The study also included, at the request of the French health authorities, a parallel, independent cohort of 330 patients initiating natalizumab patients to serve as a benchmark. Compared to the previous much larger drug utilisation study of natalizumab in France, performed between 2007 and 2012 (TYSEDMUS) [19], patients initiating natalizumab in the present study were of a similar age and had a similar level of disease activity prior to starting treatment, although the level of disability was somewhat lower (mean EDSS score 3.2 compared to 3.5 in TYSEDMUS). It is not appropriate to compare outcomes between the natalizumab and fingolimod cohorts because they differed in many characteristics that influence outcome, namely prior relapse activity, disability at inclusion and prior DMT history, and indeed this was not the objective of the VIRGILE study. Indeed, the guidelines of the French health authorities for drug utilisation studies specify that comparisons between treatment strategies in such studies should not be made unless the study has been designed specifically to do this with appropriate statistical measures to avoid inclusion bias [41]. A comparative observational study to compare two different DMTs would require a more rigorous methodology, for example by inclusion of cases using propensity score matching to minimise between-group differences at baseline, an approach that has been previously used successfully to compare treatment outcomes between fingolimod and natalizumab [16].

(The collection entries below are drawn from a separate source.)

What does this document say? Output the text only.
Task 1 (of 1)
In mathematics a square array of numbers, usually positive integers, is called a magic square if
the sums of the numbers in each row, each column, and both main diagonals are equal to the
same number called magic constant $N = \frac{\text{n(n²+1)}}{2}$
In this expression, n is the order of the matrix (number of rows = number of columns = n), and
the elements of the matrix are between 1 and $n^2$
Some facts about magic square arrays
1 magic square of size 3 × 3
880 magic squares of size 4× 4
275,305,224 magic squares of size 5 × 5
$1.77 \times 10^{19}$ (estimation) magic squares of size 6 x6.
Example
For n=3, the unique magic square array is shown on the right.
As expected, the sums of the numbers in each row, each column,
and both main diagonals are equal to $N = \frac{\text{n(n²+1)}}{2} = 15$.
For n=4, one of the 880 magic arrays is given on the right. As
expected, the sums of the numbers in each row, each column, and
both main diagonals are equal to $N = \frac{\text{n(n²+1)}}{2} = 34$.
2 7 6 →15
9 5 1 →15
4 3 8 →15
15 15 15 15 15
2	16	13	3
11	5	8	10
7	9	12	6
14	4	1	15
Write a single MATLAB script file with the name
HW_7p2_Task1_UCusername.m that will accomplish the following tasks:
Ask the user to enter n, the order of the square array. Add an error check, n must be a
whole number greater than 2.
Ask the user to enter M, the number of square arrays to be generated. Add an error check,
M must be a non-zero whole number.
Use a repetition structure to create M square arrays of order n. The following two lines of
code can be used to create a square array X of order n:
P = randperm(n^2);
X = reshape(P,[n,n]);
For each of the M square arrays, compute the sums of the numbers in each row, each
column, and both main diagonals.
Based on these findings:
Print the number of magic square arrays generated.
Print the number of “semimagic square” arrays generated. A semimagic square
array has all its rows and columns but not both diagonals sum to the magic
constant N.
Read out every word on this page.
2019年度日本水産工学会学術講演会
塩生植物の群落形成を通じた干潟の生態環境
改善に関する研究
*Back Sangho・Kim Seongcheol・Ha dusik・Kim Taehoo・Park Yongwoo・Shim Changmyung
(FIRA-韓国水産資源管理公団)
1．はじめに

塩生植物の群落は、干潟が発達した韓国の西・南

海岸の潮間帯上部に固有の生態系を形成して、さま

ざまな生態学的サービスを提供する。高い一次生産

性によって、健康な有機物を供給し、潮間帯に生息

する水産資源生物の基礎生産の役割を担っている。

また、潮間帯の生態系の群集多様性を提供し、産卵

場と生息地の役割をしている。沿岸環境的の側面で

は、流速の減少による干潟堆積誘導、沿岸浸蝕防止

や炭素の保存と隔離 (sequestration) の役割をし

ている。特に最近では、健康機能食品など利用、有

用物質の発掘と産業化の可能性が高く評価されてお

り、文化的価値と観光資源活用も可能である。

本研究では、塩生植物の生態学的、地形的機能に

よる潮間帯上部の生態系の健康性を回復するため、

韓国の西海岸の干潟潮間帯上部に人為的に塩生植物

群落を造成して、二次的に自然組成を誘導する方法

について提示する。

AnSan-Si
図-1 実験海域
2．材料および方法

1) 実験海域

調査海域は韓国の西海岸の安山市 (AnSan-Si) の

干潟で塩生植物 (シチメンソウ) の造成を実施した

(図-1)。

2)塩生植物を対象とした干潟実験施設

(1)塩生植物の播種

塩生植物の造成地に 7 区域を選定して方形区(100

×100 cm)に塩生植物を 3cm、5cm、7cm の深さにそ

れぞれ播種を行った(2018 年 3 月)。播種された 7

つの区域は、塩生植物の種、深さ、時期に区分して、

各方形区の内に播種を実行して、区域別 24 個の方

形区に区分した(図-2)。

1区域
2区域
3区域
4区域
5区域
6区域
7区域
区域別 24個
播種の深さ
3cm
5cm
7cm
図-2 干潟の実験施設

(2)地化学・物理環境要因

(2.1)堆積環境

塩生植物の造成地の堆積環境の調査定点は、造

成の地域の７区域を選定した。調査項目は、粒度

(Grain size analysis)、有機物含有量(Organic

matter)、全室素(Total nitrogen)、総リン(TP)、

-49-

It is also of interest to compare changes in the patterns of care in everyday clinical practice observed in the VIRGILE study (conducted between 2014 and 2019) to those in the earlier GA Observatory (2005–2013) [8] and in the TYSEDMUS study [18, 19]. Compared to these earlier studies, the proportion of patients in VIRGILE who received no further DMT following discontinuation of the study treatment was lower (24%, compared to around 50% in the GA and natalizumab cohorts). This may reflect the wider range of treatment options now available. Persistence rates at 3 years were around 50% both for fingolimod in VIRGILE and for GA [8] (natalizumab discontinuation followed specific stopping rules and the TYSEDMUS data are not thus comparable). In VIRGILE, more than 90% of patients starting fingolimod underwent an MRI evaluation in the following 3 years. This suggests that MRI has now become a standard part of management of patients with MS in France, in contrast to the situation when the GA Observatory was initiated when it was considered that MRI was too rarely performed in everyday practice to be worth collecting data in the study [8].

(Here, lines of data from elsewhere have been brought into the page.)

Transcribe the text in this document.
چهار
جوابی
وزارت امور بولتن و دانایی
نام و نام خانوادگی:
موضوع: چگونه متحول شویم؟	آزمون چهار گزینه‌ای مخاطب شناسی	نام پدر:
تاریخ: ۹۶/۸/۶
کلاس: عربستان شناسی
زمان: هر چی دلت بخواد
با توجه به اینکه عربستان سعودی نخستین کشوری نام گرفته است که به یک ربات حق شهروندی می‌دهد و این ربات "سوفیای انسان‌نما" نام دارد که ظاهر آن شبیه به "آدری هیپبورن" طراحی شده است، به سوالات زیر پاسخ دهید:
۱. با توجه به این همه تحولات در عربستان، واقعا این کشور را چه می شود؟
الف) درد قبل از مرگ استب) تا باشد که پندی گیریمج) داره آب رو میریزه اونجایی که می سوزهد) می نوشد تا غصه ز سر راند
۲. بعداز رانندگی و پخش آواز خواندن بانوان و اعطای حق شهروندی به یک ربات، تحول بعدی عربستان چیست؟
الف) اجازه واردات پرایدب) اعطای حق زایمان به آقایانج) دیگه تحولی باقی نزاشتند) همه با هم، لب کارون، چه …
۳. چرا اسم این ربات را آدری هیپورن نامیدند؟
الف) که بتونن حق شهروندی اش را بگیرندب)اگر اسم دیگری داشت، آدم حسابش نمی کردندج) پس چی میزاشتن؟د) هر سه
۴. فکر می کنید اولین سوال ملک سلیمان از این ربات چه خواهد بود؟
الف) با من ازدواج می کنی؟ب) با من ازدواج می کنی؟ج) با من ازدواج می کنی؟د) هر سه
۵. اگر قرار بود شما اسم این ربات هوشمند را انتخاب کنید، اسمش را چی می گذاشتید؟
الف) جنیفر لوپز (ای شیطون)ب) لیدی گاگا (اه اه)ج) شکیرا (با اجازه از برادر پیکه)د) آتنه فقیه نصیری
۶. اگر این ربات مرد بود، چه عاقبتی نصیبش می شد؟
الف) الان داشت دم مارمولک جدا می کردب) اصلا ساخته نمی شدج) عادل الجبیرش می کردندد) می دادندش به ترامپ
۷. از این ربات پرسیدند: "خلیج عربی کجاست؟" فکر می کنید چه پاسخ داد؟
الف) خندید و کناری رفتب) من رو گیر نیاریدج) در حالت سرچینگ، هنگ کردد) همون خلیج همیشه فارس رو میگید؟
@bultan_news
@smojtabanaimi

The VIRGILE study has shown that the effectiveness and tolerability of fingolimod when used in everyday clinical practice over a period of 3 years are consistent with what would be expected from the interventional phase III studies. Fingolimod offers sustained reductions in clinical and radiological disease activity, preserved quality of life and is generally well tolerated. This study highlights the utility of fingolimod as a DMT for the long-term management of patients with MS.